Russia is committed to the full demilitarization of space, and is opposed to the deployment of any types of weapons in space, presidential spokesman Dmitry Peskov has told reporters on Friday.

Commenting on whether the Kremlin would react to US accusations about Russian anti-satellite weapons testing, Peskov suggested that "this should probably be done by our defence ministry and the foreign ministry."

Peskov's comments follow allegations by US Space Force officials Thursday that Russia had tested an anti-satellite weapon from one of its orbiting satellites.

In a statement, the newly created branch of the US military alleged that "on July 15, Russia injected a new object into orbit from Cosmos 2543," a Russian 'inspector' satellite. "Russia released this object in proximity to another Russian satellite, which is similar to on-orbit activity conducted by Russia in 2017, and inconsistent with the system's stated mission as an inspector satellite," the US agency added.

Space Force admitted that there was no indication that the projectile said to have been launched from the Cosmos-series satellite actually struck another orbiting satellite, calling the alleged test a "non-destructive" one.

Space Force chief of space operations and US Space Command commander Gen. John 'Jay' Raymond said the Russian system involved in the test was the same one that 'inspected' a US surveillance satellite earlier this year. 

"This is further evidence of Russia's continuing efforts to develop and test space-based systems, and consistent with the Kremlin's published military doctrine to employ weapons that hold US and allied space assets at risk," Raymond added.

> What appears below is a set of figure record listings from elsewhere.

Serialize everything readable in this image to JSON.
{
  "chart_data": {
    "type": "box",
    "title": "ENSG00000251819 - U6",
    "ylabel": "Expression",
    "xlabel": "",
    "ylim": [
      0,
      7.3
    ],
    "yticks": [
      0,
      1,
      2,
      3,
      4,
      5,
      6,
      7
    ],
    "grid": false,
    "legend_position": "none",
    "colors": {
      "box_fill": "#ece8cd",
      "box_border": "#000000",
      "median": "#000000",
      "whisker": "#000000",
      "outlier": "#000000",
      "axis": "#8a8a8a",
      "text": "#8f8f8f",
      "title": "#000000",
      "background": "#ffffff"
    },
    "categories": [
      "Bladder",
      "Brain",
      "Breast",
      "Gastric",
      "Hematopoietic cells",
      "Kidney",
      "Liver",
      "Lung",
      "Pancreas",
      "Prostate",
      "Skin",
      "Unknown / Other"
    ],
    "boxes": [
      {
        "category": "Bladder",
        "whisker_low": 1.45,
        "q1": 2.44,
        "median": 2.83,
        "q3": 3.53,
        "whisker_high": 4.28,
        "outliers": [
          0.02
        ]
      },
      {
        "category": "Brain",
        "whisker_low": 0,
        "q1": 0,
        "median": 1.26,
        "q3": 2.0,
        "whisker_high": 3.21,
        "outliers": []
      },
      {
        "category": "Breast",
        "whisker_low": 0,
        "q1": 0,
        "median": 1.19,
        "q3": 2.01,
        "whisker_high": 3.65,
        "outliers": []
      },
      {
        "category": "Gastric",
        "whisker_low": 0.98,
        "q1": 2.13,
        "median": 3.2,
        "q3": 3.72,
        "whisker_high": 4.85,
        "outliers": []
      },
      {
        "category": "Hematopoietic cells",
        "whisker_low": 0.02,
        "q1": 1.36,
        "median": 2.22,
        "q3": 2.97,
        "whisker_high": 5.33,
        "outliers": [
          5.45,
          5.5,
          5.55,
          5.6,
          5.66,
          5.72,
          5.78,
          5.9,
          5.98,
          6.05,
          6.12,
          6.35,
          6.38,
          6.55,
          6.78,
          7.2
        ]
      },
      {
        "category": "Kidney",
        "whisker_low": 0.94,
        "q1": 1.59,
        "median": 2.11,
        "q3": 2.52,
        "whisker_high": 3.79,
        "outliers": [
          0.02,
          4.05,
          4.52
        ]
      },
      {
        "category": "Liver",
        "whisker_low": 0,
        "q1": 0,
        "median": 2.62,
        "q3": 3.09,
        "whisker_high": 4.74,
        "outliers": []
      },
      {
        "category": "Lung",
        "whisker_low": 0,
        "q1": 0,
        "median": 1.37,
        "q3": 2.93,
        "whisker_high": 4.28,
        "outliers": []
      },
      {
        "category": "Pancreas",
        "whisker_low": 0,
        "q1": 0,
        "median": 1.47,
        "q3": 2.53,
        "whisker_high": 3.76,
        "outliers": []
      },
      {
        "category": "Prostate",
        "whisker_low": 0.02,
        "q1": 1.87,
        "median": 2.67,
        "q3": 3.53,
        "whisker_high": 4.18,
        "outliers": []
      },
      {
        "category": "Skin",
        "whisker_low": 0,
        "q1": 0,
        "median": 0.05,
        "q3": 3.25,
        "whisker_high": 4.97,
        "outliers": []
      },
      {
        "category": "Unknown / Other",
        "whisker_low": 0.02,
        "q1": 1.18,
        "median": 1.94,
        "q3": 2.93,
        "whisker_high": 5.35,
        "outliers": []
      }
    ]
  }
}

On Thursday, US Special Representative for Arms Control Marshall Billingslea said Russia's alleged anti-satellite weapons testing would be brought up during arms control talks in Vienna next week.

Russian officials have repeatedly warned about the dangers of the potential militarization of space. In February, Russian Foreign Minister Sergei Lavrov indicated that NATO plans to put weapons in orbit were slowly moving toward becoming a reality, and stressed that it's not too late to prevent a military confrontation in the new potential warfighting domain by formulating general rules of conduct.

Russia and China have each expressed their opposition to the deployment of weapons in outer space, and warned about the dangers of an arms race in this arena.

Russia launched a Cosmos-series inspector satellite from the Plesetsk Cosmodrome in November 2019, with its stated mission being the inspection of the material condition of other Russian satellites orbiting Earth.

Despite accusing Russia of using the Cosmos satellites to secretly inspect foreign satellites, US officials have remained silent about its own secretive 'Geosynchronous Space Situational Awareness Program', which has been accused of using US satellites to approach and inspect Russian, Chinese, Pakistani and Nigerian satellites, civilian and military alike.